Variable Description
fip ID for county
state Name of state
county Name of county
base Is there a military base in this county? (1 = yes, 0 = no)
ms_pre_2001 Average num. of people in county who served in military (pre-2001)
ms_post_2001 Average num. of people in county who served in military (post-2001)
pop2010 County population
black_2010 Percent of county who is Black
hispanic_2010 Percent of county who is Hispanic
hs_grad_2010 Percent of county with a high school degree
median_household_income_2010 Median household income in county
unemployment_rate_2010 Unemployment rate in county
poverty_2010 Poverty rate in county
  1. Which county had the highest post-2001 military service?

  2. A big problem with (1): that county might have the highest military service because many people enlisted there, or it might just be that there’s a lot of people who live in that county and that’s inflating the military service variable.
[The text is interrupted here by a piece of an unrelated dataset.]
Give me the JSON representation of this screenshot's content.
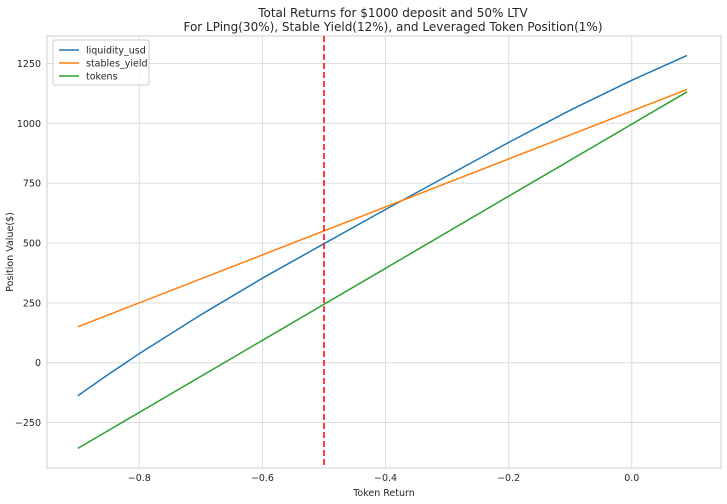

Create a per-capita enlistment variable called rate that divides post-2001 enlistment by county population. Which county has the highest enlistment rate?

  3. What is the relationship between a county’s unemployment rate and its a military service rate (new variable you constructed in question 2)? Plot them together (x-axis = unemployment rate, y-axis = service rate) and add a trend line so you can see the general trend. Roughly, what is that trend? Save the plot to upload. (note: once you have the scatterplot up, you can add a trend line by going to Customize -> Series -> scroll down to “trendline” checkbox)

  4. Look at the military bases variable. How many military bases does the state with the most bases have?

iCasualties data

Let’s look at this data on virtually all American casualties in the Iraq and Afghanistan wars (variable dictionary below). Each row here is a soldier who died in one of these two wars.

  1. Pick a random row/observation — look up the soldier online. What happened to this person?

  2. About what percent of casualties are the result of non-hostile actions (things like accidents, friendly fire, etc.)? Look at the source variable.

  3. What was the most common cause of death for US soldiers?

  4. do anything else with either dataset. Tell me what you did and what you found.

Variable Description
date Date of death
name Name of soldier
rank Rank of soldier
nationality Nationality of soldier
branch Branch of military
age Age at death
country Country (Iraq or Afghanistan)
province Province where soldier died
where City/locale where soldier died
source Source of death (hostile or non-hostile)
cause Cause of death
state Home state of soldier
city Home city/town of soldier
state_pop_2010 Population in state (2010)